A noite em que terei de torcer pelo vermelho

Não tenho nada contra a cor vermelha. Muito pelo contrário. Na política, não tenho vergonha nenhuma de dizer que sou vermelho, já que esta é a cor associada com a esquerda. Tanto que, nos tempos em que eu “bandeirava” para o PT (ou seja, até 2004), a bandeira sempre foi vermelha. Nunca quis a azul.

Mesmo no futebol, não posso dizer que basta um time vestir vermelho para merecer meu ódio mortal. Para citar um exemplo: nas quartas-de-final da Copa do Mundo de 1994, na mesma tarde torci por dois times que jogaram de vermelho: primeiro para a Bulgária nos 2 a 1 contra a Alemanha; e depois para a Romênia que, vermelha da cabeça aos pés, infelizmente acabou eliminada pela Suécia nos pênaltis. Tudo bem, eram os uniformes reservas, mas eram vermelhos. E naquela mesma Copa também torci por outra seleção vermelha, a Bélgica – neste caso, era a cor do uniforme titular.

Ou seja, só abomino a cor vermelha do rival do Grêmio.
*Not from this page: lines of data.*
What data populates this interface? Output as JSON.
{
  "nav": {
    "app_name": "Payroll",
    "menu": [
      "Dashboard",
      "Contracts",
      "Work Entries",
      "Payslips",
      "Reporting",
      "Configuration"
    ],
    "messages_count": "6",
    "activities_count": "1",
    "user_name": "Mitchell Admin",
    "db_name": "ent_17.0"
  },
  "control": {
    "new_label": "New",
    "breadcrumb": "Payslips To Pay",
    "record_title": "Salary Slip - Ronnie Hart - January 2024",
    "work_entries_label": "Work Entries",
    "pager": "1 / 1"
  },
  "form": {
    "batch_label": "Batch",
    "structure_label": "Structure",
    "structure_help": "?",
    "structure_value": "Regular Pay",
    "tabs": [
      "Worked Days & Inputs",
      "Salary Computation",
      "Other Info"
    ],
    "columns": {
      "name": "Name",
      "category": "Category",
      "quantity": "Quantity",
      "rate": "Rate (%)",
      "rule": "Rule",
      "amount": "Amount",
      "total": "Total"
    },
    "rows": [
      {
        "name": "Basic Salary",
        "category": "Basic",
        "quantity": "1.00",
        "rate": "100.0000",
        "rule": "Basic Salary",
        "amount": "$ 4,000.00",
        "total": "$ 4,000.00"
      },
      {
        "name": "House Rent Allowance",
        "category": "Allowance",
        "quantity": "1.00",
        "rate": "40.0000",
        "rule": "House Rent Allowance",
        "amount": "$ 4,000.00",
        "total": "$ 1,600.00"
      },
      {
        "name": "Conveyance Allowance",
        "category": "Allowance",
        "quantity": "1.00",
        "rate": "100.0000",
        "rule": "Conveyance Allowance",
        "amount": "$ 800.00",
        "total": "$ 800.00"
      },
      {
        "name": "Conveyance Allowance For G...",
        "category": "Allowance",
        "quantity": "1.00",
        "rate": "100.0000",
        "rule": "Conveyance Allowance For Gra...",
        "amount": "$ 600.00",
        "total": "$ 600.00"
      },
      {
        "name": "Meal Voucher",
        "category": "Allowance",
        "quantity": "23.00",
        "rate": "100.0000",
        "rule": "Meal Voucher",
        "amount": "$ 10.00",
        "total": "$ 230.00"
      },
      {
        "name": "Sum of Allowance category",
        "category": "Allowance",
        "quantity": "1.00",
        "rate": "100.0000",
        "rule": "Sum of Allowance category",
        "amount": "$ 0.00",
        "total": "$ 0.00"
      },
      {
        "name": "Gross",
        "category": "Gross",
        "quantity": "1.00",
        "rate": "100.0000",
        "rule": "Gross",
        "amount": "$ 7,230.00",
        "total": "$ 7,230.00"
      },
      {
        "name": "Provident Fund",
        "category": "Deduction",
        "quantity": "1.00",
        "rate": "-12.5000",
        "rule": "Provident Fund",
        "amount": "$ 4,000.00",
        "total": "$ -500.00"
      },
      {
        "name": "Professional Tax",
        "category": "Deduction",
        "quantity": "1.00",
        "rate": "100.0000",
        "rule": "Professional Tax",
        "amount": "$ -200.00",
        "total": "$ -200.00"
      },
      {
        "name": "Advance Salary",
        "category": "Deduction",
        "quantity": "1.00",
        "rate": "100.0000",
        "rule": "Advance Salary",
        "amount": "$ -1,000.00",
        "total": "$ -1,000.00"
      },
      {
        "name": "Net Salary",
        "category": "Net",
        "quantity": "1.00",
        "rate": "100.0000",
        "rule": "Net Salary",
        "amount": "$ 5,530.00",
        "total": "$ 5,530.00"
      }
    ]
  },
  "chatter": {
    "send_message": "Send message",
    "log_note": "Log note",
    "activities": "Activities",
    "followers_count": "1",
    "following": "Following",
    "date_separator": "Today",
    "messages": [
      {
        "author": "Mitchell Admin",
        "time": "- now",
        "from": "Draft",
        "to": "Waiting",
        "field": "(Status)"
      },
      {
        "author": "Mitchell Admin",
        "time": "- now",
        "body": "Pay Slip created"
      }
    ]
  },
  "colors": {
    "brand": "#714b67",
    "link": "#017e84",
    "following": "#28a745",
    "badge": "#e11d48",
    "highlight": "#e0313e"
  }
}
Então, não terei nenhuma dificuldade em torcer pelo Independiente nesta bizarra noite. (Mas para quem não consegue de forma alguma torcer pelo vermelho, resta a alternativa de secar o Goiás…)

Sem contar que não chega a ser uma novidade. Em 1983, o Grêmio precisou de uma ajudinha do vermelho América de Cali para chegar à final da Libertadores. O time colombiano já estava eliminado, mas se segurasse o empate com o Estudiantes, classificaria o Tricolor para a decisão; se os argentinos vencessem, ficariam com a vaga.